Harvard University's Fairbank Center for Chinese Studies hosts a talk with Scott Kennedy on his newest book, The Fat Tech Dragon: Benchmarking China's Innovation Drive.

March 27, 2018 4:00pm to 6:00pm
China’s high-tech drive has drawn both fierce criticism for being unfair and breathless praise for its recent successes. This presentation attempts to cut through the hyperbole on both sides to examine the evolution of China’s high-tech policies and its recent performance record. Chinese technology policy has indeed become more discriminatory, but China’s actual performance record varies across sectors, as do the implications for the United States and the global economy. American policy needs to take this mixed record into account in crafting an appropriate and effective response.
Scott Kennedy is deputy director of the Freeman Chair in China Studies and director of the Project on Chinese Business and Political Economy at CSIS. A leading authority on China’s domestic and international economic policy, Kennedy is the author of The Fat Tech Dragon: Benchmarking China’s Innovation Drive (CSIS, 2017); (with Chris Johnson) Perfecting China Inc.: China’s 13th Five-Year Plan (CSIS, 2016), and The Business of Lobbying in China (Harvard University Press, 2005).
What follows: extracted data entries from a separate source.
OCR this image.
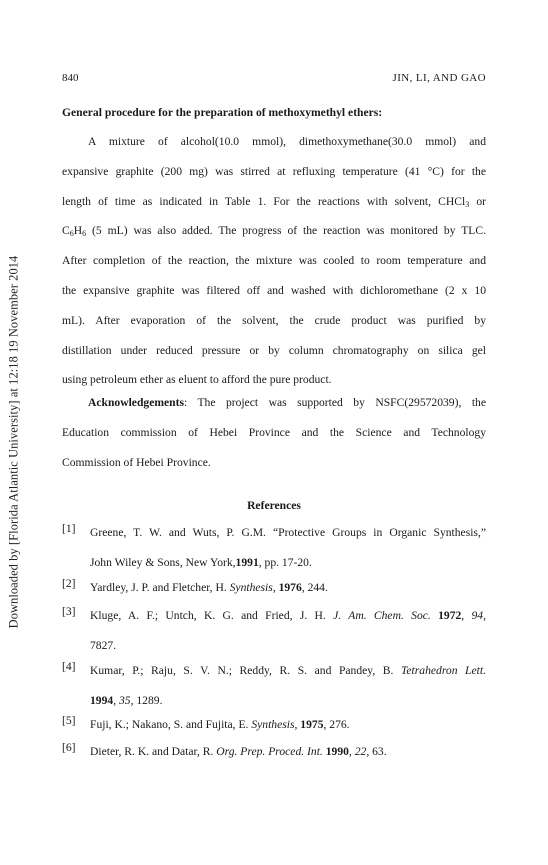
Downloaded by [Florida Atlantic University] at 12:18 19 November 2014
840	JIN, LI, AND GAO
General procedure for the preparation of methoxymethyl ethers:
A mixture of alcohol(10.0 mmol), dimethoxymethane(30.0 mmol) and
expansive graphite (200 mg) was stirred at refluxing temperature (41 °C) for the
length of time as indicated in Table 1. For the reactions with solvent, CHCl$_3$ or
$C_6H_6$ (5 mL) was also added. The progress of the reaction was monitored by TLC.
After completion of the reaction, the mixture was cooled to room temperature and
the expansive graphite was filtered off and washed with dichloromethane (2 x 10
mL). After evaporation of the solvent, the crude product was purified by
distillation under reduced pressure or by column chromatography on silica gel
using petroleum ether as eluent to afford the pure product.
Acknowledgements: The project was supported by NSFC(29572039), the
Education commission of Hebei Province and the Science and Technology
Commission of Hebei Province.
References
[1] Greene, T. W. and Wuts, P. G.M. “Protective Groups in Organic Synthesis,”
John Wiley & Sons, New York,1991, pp. 17-20.
[2] Yardley, J. P. and Fletcher, H. Synthesis, 1976, 244.
[3] Kluge, A. F.; Untch, K. G. and Fried, J. H. J. Am. Chem. Soc. 1972, 94,
7827.
[4] Kumar, P.; Raju, S. V. N.; Reddy, R. S. and Pandey, B. Tetrahedron Lett.
1994, 35, 1289.
[5] Fuji, K.; Nakano, S. and Fujita, E. Synthesis, 1975, 276.
[6] Dieter, R. K. and Datar, R. Org. Prep. Proced. Int. 1990, 22, 63.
He has edited three books, including Global Governance and China: The Dragon’s Learning Curve (Routledge, 2017), and Beyond the Middle Kingdom: Comparative Perspectives on China’s Capitalist Transformation (Stanford University Press, 2011). For over 14 years, Kennedy was a professor at Indiana University, and from 2007 to 2014, he was the director of the Research Center for Chinese Politics & Business. Kennedy received his Ph.D. in political science from George Washington University, his M.A. in China studies from Johns Hopkins School of Advanced International Studies, and his B.A. in foreign affairs from the University of Virginia.